Ao lado da enorme biodiversidade que caracteriza todo o território do Baixo Sul, esse “Vale das Fontes” está situado sobre aquífero de importância estratégica para a sede municipal de Cairu. No passado, desde os antecedentes coloniais, passando pela Colônia e até os dias presentes, as fontes de água desse vale não somente abasteceram as populações, mas ingressaram na história e na cultura dessas mesmas populações. Com razão, as denominações Fonte da Passagem, Fonte dos Terceiros, Fonte do Rosário, Fonte do Musserengue, Fonte dos Cezimbras, Fonte do Caranguejo, Fonte da Bica, Fonte da Prata, Fonte do Sul, cada uma com sua “água de gasto”; com razão também os diversos poços, como o Poço de Dona Amélia, Poço de Tia Coleta, Poço de Dona Detinha, etc, com sua “água de beber”. Fontes de agua de gasto, fontes de lavar roupas e de banho, poços de agua de beber, cada um e todos com sua história e seus casos que a população carrega de geração em geração, embora cada vez com mais esquecimento. Toda essa área precisa ser recuperada para abrigar em módulos a diversidade botânica e esta fortalecer a diversidade zoológica; restaurar cada uma das fontes e poços d’água ou se melhor estudo determinar, constituir-se um espelho d’água capaz de receber concomitantes projetos de piscicultura com as premissas de preservação da biodiversidade.
Com esse histórico e ideias, imaginamos um projeto socioambiental e histórico e cultural capaz de implantar um Parque Ecológico e Paisagístico na Sede Municipal de Cairu, com a restauração desse “Vale das Fontes” incluindo adicionalmente a Fonte da Caixa do Rio Guarany. A Caixa é fonte de abastecimento de agua e espaço histórico que durante séculos também serviu aos cairuenses para as rotinas domésticas e necessidades humanas. Água para o gasto; água para lavar roupas, mas especialmente água para o banho. Em 1942, sob o Intendente/Prefeito Raul de Figueiredo Miranda essa fonte ganhou obras de alvenaria e cobertura e em 2010, sob o Prefeito Hildécio Meireles Filho, passou por obras de requalificação, nova cobertura e urbanização integrada à da Praça Vereador José Edson Palma.
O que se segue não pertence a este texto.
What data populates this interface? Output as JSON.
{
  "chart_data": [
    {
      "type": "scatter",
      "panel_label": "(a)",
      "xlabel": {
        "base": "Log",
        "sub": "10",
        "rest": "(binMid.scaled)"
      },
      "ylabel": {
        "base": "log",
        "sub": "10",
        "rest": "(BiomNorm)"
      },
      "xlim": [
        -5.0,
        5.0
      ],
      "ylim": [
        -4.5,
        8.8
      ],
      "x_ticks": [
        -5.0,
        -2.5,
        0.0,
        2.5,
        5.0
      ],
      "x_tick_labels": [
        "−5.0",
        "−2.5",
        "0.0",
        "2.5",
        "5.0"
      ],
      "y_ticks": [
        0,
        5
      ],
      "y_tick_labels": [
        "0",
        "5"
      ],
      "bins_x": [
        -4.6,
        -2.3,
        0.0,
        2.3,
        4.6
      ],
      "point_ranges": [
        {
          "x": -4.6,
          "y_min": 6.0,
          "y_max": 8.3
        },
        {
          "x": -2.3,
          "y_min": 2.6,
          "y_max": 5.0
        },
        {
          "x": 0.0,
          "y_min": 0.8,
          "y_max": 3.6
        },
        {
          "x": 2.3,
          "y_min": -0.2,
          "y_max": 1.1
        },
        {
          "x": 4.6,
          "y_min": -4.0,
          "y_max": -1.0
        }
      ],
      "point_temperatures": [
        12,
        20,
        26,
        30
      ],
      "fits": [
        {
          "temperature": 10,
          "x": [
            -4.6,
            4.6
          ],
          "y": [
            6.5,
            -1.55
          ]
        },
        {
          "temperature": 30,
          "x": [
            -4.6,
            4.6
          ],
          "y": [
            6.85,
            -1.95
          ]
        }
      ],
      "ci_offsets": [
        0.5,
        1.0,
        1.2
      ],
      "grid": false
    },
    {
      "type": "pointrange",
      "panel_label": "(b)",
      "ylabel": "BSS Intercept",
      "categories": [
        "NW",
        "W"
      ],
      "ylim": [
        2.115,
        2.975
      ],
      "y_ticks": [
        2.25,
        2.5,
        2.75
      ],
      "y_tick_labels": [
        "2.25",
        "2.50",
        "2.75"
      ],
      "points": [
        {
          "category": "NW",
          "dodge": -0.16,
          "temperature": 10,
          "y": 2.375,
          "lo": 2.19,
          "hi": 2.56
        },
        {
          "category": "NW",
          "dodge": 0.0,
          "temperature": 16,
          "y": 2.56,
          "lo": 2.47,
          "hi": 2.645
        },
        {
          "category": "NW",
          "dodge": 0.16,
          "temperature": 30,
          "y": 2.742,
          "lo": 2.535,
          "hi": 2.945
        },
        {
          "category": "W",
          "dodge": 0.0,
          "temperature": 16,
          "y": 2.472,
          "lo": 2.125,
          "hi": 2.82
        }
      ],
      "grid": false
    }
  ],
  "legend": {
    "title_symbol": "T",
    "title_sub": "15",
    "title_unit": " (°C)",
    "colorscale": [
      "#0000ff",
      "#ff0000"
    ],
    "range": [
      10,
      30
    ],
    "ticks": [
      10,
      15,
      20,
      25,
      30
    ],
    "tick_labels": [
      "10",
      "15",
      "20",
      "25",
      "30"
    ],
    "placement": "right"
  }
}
Justificam as ideias aqui alinhadas:
1. A recuperação de áreas degradadas, parte delas situadas em APP – áreas de preservação permanente;
2. A preservação e sustentabilidade da flora e da fauna de toda a Ilha de Cairu, mediante a criação de um viveiro de mudas das espécies regionais;
3. Programa de coleta de sementes de espécies arbustivas e arbóreas;
4. Utilização de espécies nativas remanejadas;
5. Programa de educação ambiental e de controle de processos erosivos.
6. A preservação de espaços naturais e históricos que durante muitos anos abasteceram e animaram a vida dos cairuenses através de pontos selecionados para a água de beber, agua para manter as rotinas de higiene doméstica e demais atividades humanas;
7. A necessidade de integrar e promover atrativos que estiveram em dormência econômica por muito tempo.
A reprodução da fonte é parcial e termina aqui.